Finanzlage AOK-Gemeinschaft: Defizit von 98 Millionen Euro

Die AOK-Gemeinschaft schließt das erste Halbjahr 2022 mit einem Defizit von 98 Millionen Euro ab. Bei den Leistungsausgaben je Versicherten ist ein Anstieg von 4,7 Prozent zu verzeichnen.

Mit einem Defizit von 98 Millionen Euro schließt die AOK-Gemeinschaft das erste Halbjahr ab. – © Lemonsoup14 (stock.adobe.com)

Anlässlich der Veröffentlichung der Halbjahreszahlen betonte Dr. Carola Reimann, Vorstandsvorsitzende des AOK-Bundesverbandes, dass auch im weiteren Verlauf des Jahres 2022 keine Entspannung der Finanzlage in Sicht sei.

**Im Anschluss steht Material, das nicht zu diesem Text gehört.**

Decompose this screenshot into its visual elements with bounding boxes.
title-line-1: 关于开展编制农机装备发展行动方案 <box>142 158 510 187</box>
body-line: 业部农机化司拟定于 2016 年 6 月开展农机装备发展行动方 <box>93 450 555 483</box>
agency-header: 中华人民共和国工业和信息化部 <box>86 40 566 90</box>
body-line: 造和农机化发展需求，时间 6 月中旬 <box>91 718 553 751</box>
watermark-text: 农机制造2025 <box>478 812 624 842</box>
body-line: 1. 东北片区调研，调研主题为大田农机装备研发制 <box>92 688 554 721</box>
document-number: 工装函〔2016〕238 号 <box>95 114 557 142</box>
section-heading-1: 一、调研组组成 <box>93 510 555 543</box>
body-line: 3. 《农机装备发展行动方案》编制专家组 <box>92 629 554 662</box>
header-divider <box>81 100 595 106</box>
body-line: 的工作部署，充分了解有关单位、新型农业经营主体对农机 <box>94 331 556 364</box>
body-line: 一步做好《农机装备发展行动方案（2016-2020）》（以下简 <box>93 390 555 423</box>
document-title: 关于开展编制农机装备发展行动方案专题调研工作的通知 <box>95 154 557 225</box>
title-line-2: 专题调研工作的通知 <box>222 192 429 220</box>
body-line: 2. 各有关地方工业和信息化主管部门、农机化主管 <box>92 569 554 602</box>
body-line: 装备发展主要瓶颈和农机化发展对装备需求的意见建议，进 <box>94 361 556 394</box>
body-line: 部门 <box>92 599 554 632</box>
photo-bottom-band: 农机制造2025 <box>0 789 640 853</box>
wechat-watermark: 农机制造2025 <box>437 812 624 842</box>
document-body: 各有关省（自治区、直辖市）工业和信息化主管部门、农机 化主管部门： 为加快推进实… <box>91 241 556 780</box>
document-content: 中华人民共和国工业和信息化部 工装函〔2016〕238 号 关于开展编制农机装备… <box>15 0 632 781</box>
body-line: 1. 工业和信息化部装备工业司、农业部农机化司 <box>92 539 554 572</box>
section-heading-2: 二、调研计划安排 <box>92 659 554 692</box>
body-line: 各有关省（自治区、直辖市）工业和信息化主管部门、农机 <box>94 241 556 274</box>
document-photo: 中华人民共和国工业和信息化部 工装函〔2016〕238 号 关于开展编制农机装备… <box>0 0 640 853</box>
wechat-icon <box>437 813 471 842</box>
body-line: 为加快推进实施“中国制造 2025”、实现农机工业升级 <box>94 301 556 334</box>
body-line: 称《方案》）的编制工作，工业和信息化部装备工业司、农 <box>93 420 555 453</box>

„Das aktuelle Ergebnis bestätigt unsere Befürchtungen. Die Gesetzliche Krankenversicherung wird 2023 in schweres Fahrwasser kommen.“

Dr. Carola Reimann

Mit dem sogenannten GKV-Finanzierungsstabilisierungsgesetz würden die größten Löcher nur notdürftig und kurzfristig gestopft – v.a. zu Lasten der Beitragszahlenden. Von einer wirklichen und nachhaltigen Stabilisierung könne aber angesichts der großen Herausforderungen für die GKV überhaupt keine Rede sein, sagt die Vorstandsvorsitzende.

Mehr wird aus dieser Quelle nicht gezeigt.